Leber provided an excellent overview of how the fossil fuel industry sees plastics as a lifeline in a world of constrained carbon emissions, while Dickinson dove deep into plastic pollution, politics, and propaganda.
As both Leber and Dickinson discuss, groups like the industry’s American Chemistry Council and Plastics Industry Association are following the industrial denial handbook.
One of their targets has been local plastic bag bans. The industry, for example, set up the deceptively named Progressive Bag Alliance (that Dickinson notes recently rebranded as the American Recyclable Plastic Bag Alliance) and another front group called Bag the Ban, intended to fight against local ordinances banning plastic bags.
Last week, New York City’s ban on plastic bags went into effect, and deniers were quick to exploit the coronavirus pandemic to serve their rhetorical aims. The New York Post ran an op-ed claiming that tote bags would spread the virus – a piece that was originally published at the industry-funded Manhattan Institute’s City-Journal.

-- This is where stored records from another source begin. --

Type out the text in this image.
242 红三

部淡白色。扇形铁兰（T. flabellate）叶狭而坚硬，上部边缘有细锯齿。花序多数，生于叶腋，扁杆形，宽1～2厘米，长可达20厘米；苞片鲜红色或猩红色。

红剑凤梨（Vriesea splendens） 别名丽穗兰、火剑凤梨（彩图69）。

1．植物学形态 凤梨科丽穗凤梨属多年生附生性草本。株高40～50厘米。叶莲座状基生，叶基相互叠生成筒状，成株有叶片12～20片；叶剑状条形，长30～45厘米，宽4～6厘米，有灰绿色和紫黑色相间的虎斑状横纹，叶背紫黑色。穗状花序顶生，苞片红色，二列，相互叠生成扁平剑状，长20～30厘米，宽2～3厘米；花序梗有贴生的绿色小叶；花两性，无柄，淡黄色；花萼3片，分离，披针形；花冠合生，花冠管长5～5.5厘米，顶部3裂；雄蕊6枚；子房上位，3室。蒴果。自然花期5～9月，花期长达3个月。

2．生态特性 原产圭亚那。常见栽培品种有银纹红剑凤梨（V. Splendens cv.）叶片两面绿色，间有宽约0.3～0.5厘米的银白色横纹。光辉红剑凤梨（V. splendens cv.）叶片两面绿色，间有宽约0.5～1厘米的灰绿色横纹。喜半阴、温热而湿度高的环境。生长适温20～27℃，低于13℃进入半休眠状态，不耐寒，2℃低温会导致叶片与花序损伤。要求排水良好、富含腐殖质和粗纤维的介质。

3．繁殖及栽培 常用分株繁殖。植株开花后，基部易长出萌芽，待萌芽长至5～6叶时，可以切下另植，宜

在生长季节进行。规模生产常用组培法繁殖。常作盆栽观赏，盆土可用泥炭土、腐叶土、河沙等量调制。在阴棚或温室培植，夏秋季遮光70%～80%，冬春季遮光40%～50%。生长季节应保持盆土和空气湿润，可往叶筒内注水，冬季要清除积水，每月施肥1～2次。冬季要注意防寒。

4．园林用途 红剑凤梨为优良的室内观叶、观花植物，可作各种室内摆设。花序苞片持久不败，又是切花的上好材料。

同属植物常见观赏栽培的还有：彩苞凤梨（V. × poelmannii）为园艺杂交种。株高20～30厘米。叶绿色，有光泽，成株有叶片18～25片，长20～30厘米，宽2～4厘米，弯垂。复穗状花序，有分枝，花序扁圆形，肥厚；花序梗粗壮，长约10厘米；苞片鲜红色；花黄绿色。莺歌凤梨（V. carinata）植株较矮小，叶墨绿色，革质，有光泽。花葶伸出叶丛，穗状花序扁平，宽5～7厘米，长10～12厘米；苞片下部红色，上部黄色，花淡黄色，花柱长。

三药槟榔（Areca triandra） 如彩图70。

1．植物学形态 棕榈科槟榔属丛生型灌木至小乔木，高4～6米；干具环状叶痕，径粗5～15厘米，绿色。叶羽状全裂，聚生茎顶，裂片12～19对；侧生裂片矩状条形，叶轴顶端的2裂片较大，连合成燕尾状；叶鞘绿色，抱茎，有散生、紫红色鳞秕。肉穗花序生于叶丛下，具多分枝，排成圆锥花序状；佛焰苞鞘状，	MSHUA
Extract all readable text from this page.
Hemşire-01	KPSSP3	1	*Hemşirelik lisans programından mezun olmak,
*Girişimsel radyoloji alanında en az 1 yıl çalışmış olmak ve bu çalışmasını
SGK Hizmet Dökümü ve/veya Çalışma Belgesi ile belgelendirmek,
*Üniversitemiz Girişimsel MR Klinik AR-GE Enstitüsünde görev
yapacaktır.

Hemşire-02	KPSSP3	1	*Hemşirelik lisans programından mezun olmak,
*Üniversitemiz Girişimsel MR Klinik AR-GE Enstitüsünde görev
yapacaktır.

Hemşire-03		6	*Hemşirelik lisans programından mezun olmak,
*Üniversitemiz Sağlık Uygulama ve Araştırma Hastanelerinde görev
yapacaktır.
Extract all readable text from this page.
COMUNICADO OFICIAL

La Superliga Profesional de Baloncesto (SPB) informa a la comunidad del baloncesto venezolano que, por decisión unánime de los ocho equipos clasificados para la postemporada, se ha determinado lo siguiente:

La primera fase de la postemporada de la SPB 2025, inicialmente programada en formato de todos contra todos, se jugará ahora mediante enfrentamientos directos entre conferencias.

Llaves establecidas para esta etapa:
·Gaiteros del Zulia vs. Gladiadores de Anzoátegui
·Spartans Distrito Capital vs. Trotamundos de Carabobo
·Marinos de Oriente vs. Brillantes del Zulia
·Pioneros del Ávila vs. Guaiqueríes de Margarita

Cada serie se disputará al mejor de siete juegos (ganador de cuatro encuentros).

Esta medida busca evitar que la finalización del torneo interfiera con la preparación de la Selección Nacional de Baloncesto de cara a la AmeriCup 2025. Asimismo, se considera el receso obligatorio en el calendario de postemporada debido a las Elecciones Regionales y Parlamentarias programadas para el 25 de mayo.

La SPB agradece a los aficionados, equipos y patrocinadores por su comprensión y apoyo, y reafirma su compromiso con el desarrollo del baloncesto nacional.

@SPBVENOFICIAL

The industry’s PR reps are also busy promoting the fact that medical supplies are often plastic. Steve Everley, who does PR for oil and gas companies and tweets somewhat often about the glory of plastics, tweeted a Bloomberg story about coronavirus potentially improving plastic’s polluting image, as well as a Grist piece that he describes as a reminder of “the enormous health and environmental benefits of plastic.” Exactly the sort of messaging Dickinson describes as being core to the industry’s propaganda.
Similarly, Canadian denier Patrick Moore was angry about a Canadian declaration that plastic is toxic, and sarcastically suggested Canada would soon be leading the world with “wooden blood bags, steel gloves” and other non-plastic medical equipment.
In case you were wondering if he’s a legitimate expert or tin foil-wearing crank, Moore followed up by describing anti-plastic activists as “fanatics who oppose free thought and free speech and free choice.”
There’s no need to wonder though, given that Moore is infamous for claiming a pesticide is perfectly drinkable then refusing to do so, or more recently claiming the Great Pacific Garbage Patch “is a hoax” based on what he described as “a satellite photo on a cloudless day” that doesn’t show it. But the image is quite obviously a composite map and in no way a satellite photo, particularly given that it shows Antarctica stretched out along the bottom of the image, as Mercator projection maps do and real images do not.
Then again, maybe Moore’s right and it is a photo, and the Earth is flat!
And if you can believe that, then the supposed health benefits of plastics, or the drinkability of pesticides for that matter, aren’t too hard to swallow, either.